Explore the concept of mechanical advantage with simple machines like levers. Understand how input force can be multiplied to output a greater force, albeit over a shorter distance, using the law of conservation of energy. Discover the relationship between force, distance, and work, and get introduced to the concept of moments. Created by Sal Khan.

## Want to join the conversation?

• Isn't this a geometry mistake? I mean, when the swing moves down, its first position and the final position do not make a right triangle but rather an isosceles one. You could not use trigonometric equations there. Or am I somehow wrong?
• you are right, for larger values of the angle theta this would not work. but in this method we assume that theta is very (in fact infinitely) small. Thus the error disappears. This method is called "virtual work", idk if sal mentions it. you could do this with the correct geometry and sould get the same result for F.
• I am having a hard time explaining to a friend that mechanical advantage doesn't mean you are doing less work. Just spreading the work (energy used) over a longer distance. In your video above you do not emphasize the law of conservation of energy.
Do you have a video that emphasizes that.
• OK, I have watched the video. Say I am riding my bike (lots of mechanical advantage) from point A to point B at 10 mph. I walk the same distance at 3 mph. I should be using the same amount of energy plus the energy it takes to pedal the mass of the bike. If there is less friction with the bike I would think it would still take more energy. ?
• So, I see that at , Sal uses Newtons both as a unit of force and a unit of weight.
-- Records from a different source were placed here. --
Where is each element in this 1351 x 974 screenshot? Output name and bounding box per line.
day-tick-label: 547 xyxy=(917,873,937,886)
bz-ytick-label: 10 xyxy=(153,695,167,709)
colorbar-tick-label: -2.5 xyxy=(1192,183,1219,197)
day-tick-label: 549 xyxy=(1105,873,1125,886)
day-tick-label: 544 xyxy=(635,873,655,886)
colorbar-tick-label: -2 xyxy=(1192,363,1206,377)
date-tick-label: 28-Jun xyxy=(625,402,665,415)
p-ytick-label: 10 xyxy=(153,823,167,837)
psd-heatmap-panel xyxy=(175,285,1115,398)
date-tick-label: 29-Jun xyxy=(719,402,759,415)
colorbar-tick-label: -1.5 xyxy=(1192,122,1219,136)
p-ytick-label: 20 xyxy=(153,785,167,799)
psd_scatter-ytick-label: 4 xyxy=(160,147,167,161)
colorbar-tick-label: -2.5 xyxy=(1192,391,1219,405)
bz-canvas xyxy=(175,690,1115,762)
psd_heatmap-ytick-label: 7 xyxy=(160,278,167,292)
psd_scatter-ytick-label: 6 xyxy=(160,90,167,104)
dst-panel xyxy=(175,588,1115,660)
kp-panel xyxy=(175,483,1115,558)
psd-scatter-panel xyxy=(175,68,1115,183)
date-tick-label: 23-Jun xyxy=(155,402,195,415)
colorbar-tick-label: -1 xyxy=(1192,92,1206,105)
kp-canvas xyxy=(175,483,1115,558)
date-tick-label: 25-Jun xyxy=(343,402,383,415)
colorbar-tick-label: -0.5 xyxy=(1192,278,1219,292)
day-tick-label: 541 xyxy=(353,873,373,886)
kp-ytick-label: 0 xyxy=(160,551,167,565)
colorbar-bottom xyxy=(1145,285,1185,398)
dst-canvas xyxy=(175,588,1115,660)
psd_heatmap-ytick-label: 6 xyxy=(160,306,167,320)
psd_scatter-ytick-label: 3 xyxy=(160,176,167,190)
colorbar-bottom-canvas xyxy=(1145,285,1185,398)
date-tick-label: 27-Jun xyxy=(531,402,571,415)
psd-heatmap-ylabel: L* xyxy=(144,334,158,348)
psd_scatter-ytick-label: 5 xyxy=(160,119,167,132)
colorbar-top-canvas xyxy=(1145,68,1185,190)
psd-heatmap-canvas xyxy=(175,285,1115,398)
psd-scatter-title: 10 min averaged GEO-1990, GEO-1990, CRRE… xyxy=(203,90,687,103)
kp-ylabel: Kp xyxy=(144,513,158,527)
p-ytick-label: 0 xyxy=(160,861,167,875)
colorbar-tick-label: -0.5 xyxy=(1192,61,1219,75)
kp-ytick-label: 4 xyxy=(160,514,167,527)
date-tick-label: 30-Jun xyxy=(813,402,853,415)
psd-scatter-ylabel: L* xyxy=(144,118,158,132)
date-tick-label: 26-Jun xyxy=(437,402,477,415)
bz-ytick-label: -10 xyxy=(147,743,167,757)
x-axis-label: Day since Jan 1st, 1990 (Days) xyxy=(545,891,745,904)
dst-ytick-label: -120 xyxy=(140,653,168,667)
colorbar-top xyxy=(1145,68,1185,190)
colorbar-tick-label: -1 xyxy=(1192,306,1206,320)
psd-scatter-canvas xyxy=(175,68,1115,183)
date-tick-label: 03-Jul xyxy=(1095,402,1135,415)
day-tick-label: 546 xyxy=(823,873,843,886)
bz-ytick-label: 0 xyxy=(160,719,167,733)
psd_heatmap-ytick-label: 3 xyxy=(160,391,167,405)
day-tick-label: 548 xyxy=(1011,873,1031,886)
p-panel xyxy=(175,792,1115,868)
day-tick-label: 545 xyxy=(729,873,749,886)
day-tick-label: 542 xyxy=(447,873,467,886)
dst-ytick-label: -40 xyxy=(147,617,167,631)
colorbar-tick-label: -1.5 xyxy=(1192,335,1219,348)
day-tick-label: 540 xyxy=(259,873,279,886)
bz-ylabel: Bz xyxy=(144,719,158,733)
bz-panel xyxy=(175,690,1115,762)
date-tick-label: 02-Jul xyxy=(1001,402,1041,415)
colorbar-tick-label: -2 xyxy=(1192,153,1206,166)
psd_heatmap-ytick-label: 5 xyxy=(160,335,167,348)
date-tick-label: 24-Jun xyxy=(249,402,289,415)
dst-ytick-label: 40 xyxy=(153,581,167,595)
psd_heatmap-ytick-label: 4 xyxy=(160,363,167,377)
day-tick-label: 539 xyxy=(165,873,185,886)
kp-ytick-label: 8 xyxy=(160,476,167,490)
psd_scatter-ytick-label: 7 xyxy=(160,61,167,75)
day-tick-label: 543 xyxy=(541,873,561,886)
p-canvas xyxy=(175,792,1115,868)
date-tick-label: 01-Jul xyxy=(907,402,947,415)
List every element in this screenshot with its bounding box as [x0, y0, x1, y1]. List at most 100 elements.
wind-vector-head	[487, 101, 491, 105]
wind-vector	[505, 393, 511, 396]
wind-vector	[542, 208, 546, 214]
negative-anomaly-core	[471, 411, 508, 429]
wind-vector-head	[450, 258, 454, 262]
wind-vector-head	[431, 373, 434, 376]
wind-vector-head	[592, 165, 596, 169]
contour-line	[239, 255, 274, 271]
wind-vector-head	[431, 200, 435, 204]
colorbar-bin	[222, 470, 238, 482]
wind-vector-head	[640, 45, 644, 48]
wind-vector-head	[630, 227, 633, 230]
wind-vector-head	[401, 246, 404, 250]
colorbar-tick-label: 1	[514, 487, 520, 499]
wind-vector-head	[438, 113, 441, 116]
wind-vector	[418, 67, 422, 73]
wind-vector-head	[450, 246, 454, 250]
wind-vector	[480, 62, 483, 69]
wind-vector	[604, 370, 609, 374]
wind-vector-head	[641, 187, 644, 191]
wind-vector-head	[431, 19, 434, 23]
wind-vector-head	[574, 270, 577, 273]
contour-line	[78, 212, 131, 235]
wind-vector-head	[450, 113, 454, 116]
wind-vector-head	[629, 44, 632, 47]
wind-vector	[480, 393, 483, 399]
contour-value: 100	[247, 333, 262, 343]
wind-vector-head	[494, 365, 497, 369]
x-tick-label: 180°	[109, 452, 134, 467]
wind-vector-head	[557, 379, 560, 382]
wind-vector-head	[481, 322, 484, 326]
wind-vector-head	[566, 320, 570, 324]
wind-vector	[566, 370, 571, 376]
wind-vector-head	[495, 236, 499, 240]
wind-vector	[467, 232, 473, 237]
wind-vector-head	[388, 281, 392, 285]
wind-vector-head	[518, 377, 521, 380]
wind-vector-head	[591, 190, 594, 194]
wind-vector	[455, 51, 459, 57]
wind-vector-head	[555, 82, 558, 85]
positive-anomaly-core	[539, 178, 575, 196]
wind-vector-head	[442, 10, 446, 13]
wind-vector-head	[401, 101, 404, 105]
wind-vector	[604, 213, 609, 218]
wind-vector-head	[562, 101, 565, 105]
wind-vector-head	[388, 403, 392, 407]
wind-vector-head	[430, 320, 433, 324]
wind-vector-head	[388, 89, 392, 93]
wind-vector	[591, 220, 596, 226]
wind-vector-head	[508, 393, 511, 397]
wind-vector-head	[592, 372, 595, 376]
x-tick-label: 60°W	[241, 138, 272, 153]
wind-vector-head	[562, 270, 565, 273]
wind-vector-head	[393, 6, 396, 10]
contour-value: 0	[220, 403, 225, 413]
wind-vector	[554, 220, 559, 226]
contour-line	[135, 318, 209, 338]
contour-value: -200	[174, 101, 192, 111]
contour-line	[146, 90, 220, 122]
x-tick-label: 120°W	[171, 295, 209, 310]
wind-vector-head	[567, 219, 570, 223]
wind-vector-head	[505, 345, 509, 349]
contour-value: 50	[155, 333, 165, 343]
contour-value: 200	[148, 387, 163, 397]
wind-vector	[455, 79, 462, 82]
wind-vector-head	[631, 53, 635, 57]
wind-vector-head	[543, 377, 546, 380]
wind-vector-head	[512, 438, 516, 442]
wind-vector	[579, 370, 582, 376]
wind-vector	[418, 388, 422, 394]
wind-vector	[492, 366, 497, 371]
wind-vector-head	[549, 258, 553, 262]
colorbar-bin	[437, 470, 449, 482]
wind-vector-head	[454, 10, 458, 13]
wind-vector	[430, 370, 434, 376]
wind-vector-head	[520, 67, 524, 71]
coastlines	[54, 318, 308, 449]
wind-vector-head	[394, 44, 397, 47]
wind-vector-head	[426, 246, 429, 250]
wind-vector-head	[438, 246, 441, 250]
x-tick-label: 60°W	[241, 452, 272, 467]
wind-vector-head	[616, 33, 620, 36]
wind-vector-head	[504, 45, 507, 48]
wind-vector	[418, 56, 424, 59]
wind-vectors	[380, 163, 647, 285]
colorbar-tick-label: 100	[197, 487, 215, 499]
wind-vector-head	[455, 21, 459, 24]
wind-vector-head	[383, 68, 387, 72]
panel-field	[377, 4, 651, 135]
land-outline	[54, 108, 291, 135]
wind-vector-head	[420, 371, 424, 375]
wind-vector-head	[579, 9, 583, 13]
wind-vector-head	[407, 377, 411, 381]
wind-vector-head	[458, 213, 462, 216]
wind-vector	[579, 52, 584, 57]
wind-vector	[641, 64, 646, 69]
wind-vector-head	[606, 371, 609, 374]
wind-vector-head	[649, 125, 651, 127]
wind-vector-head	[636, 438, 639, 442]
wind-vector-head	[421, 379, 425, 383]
Will this work for other units? e.g. "pounds of force" or "tonnes of force"
If so, can this theoretically be done with any weight unit?
• yes it dosent matter what unit of weight you use, as long as that wait is being applied to the whole object.
(1 vote)
• Could one say that we are determining a ratio of work equivalency?
ex. 10N*1m = 1N*10m
We arrange Forces and distances to match: Work in = Work Out
... setting up newton *meter or joule congruence..
• Guys please help I am lost. Perhaps it is sound silly, but I don't understand why the weight STARTS to move. When it is moving and the work is done it is all clear - the energy and work conservation law. But why does the lever multiply the force when the system is stationary? I mean why does the machine START to move? Sorry I don't know how to explain better...
• I believe that you're asking why and how the lever multiplies the force even when the system is stationary. It is because of the following principle of levers: for two forces F1 and F2 on opposite sides of the lever, where the distances from each force to the fulcrum of the lever are D1 and D2 respectively, the lever balances when the product of F1 and D1 is equal to the product of F2 and D2. Once the lever is balanced, it is in a stable state, and remains in such a state until it is disturbed.
(1 vote)
• so if im correct if the object is in the same place no matter of how it got there the work is the same
• Yes, at least in this video and in most other physics situations, because the force you are trying to work against is gravity, which is a conservative force. As long as the force is conservative, then the only thing that matters is the initial and final position of the object. The most important non-conservative force is friction. You can learn more about this concept by watching this KA video:
• Does Khan Academy offers some practice exercises on this topic (besides the videos)? If not, can someone tell me where to find them?
• when the 10N object goes up, how do we know it goes straight up and not going in a track that is curved to the left?
• It doesn't matter whether it goes straight up or in a curve-y track.